What Should Happen At the End of Class?


In the closing moments of class, summarize the discussion and end with some important questions the case has raised, asking: "What does this say about . . . ?" "Under what circumstances can we . . . ?" "What if . . . ?" "How can . . . ?"
You may also use the last ten minutes of class to lecture briefly on key concepts or theories that relate to the situation just discussed. If useful, draw a chart or write terms on the board, but avoid making comments such as, "And so this explains why X occurred in the case." Such summations encourage students to shift their attention from understanding problems to memorizing tools. For the same reason, never end class with the comment, "Here's what this case was about."
In final remarks, you may tell students why you selected that particular case, pointing out how you believe it relates to previous cases. Remind them of assignments due in the next class period. If appropriate, offer praise for the quality of the discussion, not for "the answer," and for the class as a whole, not for individuals in it.


Some Final Advice

  • For most students, the case method represents a big change, and change brings fear. You are fighting against years of experience where good students are quiet in class and listen attentively to the teacher, and where bad ones can get away with no preparation, poor attendance, sleeping, writing notes, or doing other homework on your time. Be clear, consistent, and firm in your expectations of them, and perform up to those same expectations yourself: your students will come around.

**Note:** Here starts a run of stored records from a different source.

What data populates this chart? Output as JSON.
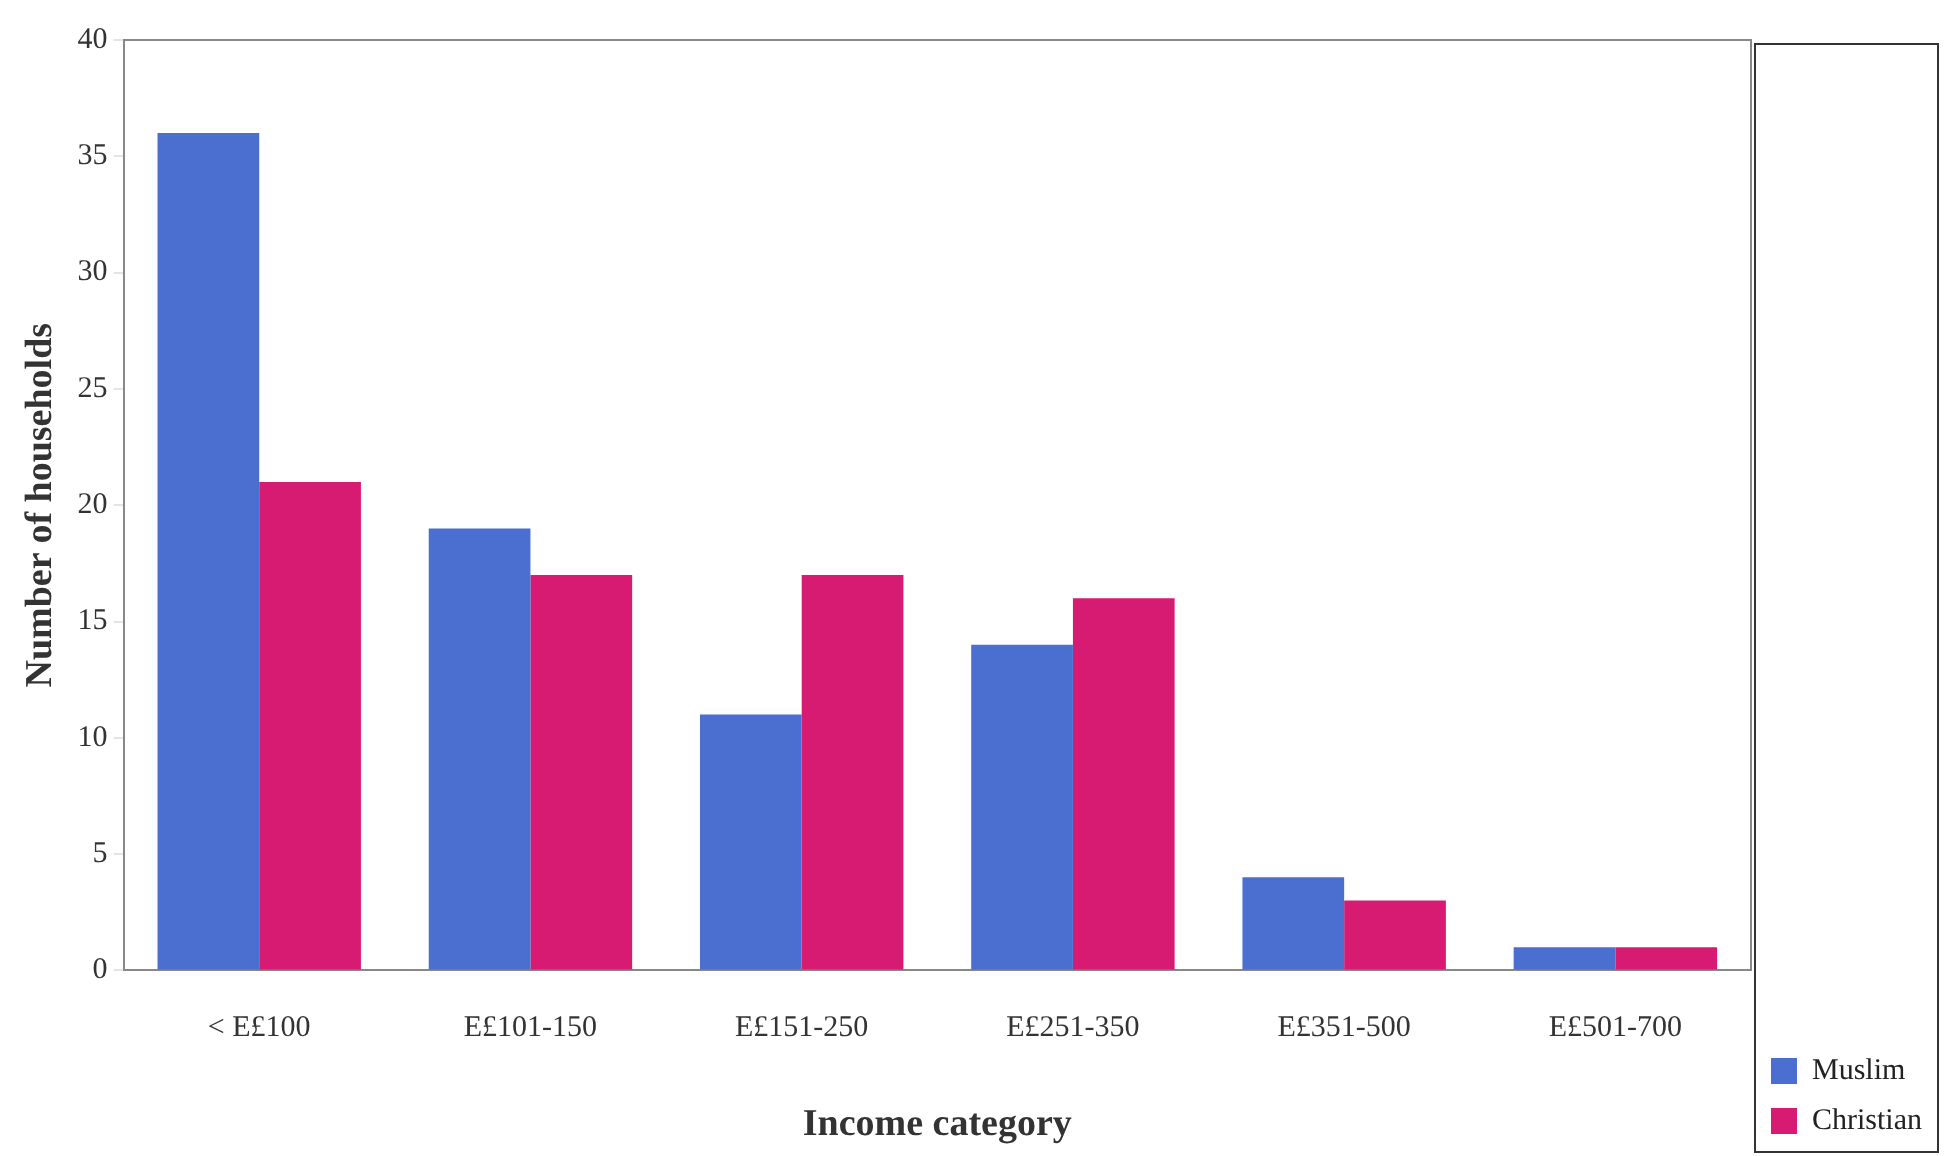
{
  "chart_data": {
    "type": "bar",
    "xlabel": "Income category",
    "ylabel": "Number of households",
    "categories": [
      "< E£100",
      "E£101-150",
      "E£151-250",
      "E£251-350",
      "E£351-500",
      "E£501-700"
    ],
    "series": [
      {
        "name": "Muslim",
        "color": "#4a6fd0",
        "values": [
          36,
          19,
          11,
          14,
          4,
          1
        ]
      },
      {
        "name": "Christian",
        "color": "#d81b72",
        "values": [
          21,
          17,
          17,
          16,
          3,
          1
        ]
      }
    ],
    "ylim": [
      0,
      40
    ],
    "yticks": [
      0,
      5,
      10,
      15,
      20,
      25,
      30,
      35,
      40
    ],
    "grid": false,
    "legend": "bottom right"
  }
}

  • Respect your students. Respect their minds: if the assigned material is too difficult, let them tell you- let them tell you twice before you judge that they can't handle it. Even when they are floundering, hold them accountable for what they say. It is not cruel to ask a student to defend a silly comment or an ill-advised suggestion. That's how they will learn.

  • Accept the limitations of this method, which is not the only, the universal, or the best teaching method. Be prepared for detractors, for students who say they don't know if they've learned anything, and for colleagues who may agree with them.

  • Be clear about your objectives. With the case method, students can learn how to think, how to approach problems. Although an inefficient way to learn terminology and theory, the case method is an exciting and productive way to involve students in any discipline with a real problem.

  • Consider giving case exams. This means many pages of essays on the same situation: "What should Ms. Gilcrist do?" Although time-consuming and at times painful to grade, they let you provide extensive individual feedback on your students' thinking and see students' progress.

  • Recognize the one aspect of case-method learning that cannot be measured but that students routinely describe as valuable: from a well-orchestrated process of discussion, students improve their listening skills and their ability to express and defend their thoughts to others.